Let’s give it a go in R. Here is a naive direct application to the Boston housing data. Nota bene however that in the general case, naively applying a Kernel on arbitrary explanatory vectors does not make sense. The Kernel needs to induce a meaningful similarity matrix, else the inferences from it will be nonsense.
require(mlbench, quietly=T)
data("BostonHousing")
X <- BostonHousing[, -which(names(BostonHousing)=="medv")]

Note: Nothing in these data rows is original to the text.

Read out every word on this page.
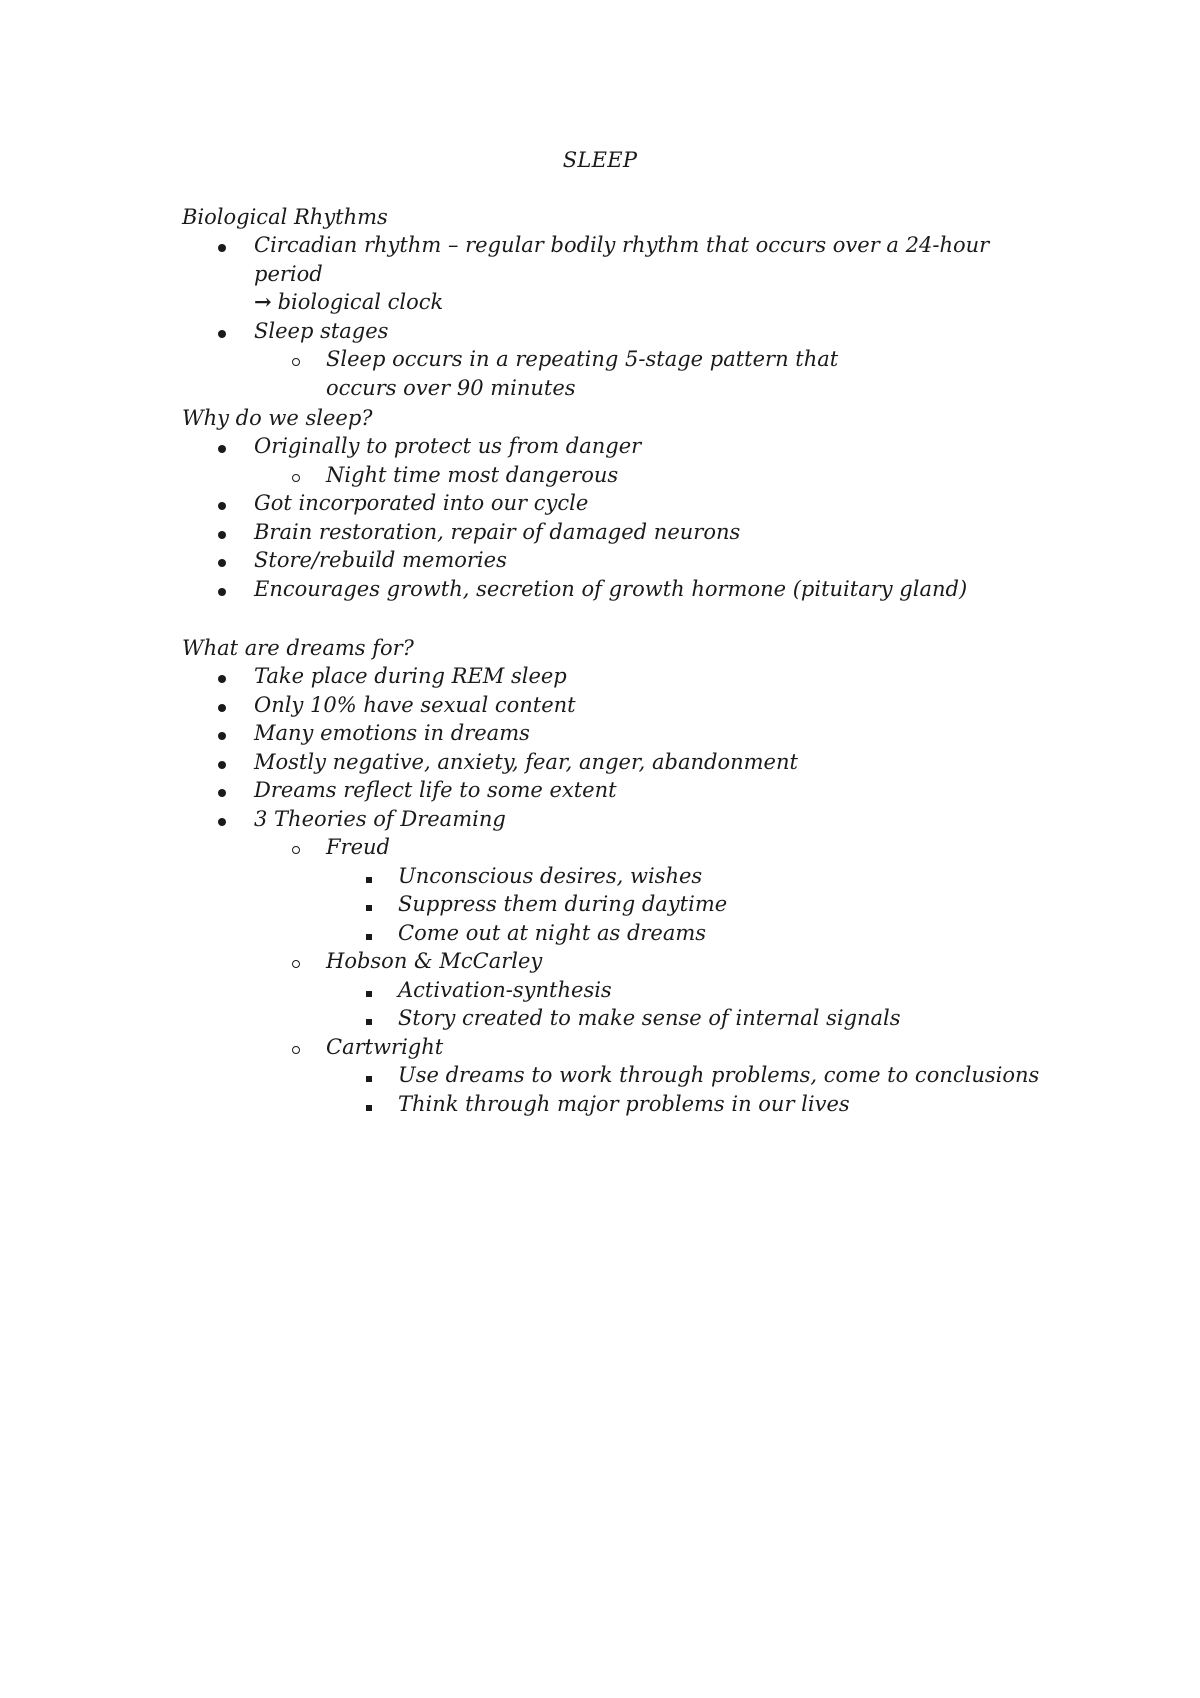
SLEEP
Biological Rhythms
Circadian rhythm – regular bodily rhythm that occurs over a 24-hour period
→ biological clock
Sleep stages
Sleep occurs in a repeating 5-stage pattern that occurs over 90 minutes
Why do we sleep?
Originally to protect us from danger
Night time most dangerous
Got incorporated into our cycle
Brain restoration, repair of damaged neurons
Store/rebuild memories
Encourages growth, secretion of growth hormone (pituitary gland)
What are dreams for?
Take place during REM sleep
Only 10% have sexual content
Many emotions in dreams
Mostly negative, anxiety, fear, anger, abandonment
Dreams reflect life to some extent
3 Theories of Dreaming
Freud
Unconscious desires, wishes
Suppress them during daytime
Come out at night as dreams
Hobson & McCarley
Activation-synthesis
Story created to make sense of internal signals
Cartwright
Use dreams to work through problems, come to conclusions
Think through major problems in our lives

X$chas <- as.numeric(as.character(X$chas))
X <- as.matrix(X)
y <- matrix(BostonHousing$medv, ncol=1)
Here is the mean squared error between the response and a linear regression:
const <- matrix(rep(1,NROW(X)), ncol=1)
X_ <- cbind(const, X)
beta <- solve(t(X_) %*% X_) %*% t(X_) %*% y
y_ <- X_ %*% beta
lr_mse <- mean((y-y_)^2) #cor(y,y_)
lr_mse
## [1] 21.89483
Here is a routine to generate Fourier random features, fit them and test the mean squared error:
go <- function(D=200, gam=1, lam=0.1) {
W <- matrix(rnorm(D * NCOL(X), mean=0, sd=1/gam),
nrow=D)
B <- runif(D, min=0, max=2*pi)
X_ <- sweep(X %*% t(W), 2, B, "+")
X_ <- cbind(cos(X_), sin(X_)) / sqrt(2/D)
const <- matrix(rep(1,NROW(X)), ncol=1)
X_ <- cbind(const, X_)
I <- diag(ncol(X_))
beta <- solve(t(X_) %*% X_ + lam * I) %*% t(X_) %*% y
y_ <- X_ %*% beta
mean((y-y_)^2)
}
Here are some plots to illustrate the effect of dimension on mean squared error, and and gamma on convergence (\(\gamma=12\) and \(\gamma=1\) for black and blue lines respectively). The dotted red line is the mean squared error achieved with linear regression.
plot (
sapply(1:200, \(i) go(i,gam=12)),
pch=19, cex=0.25, type="l",
xlab="Dimensions", ylab="mse(y,y_)")
lines (
sapply(1:200, \(i) go(i, gam=1)),
pch=19, cex=0.25, col="blue")
abline(h=lr_mse, lty="dotted", col="red")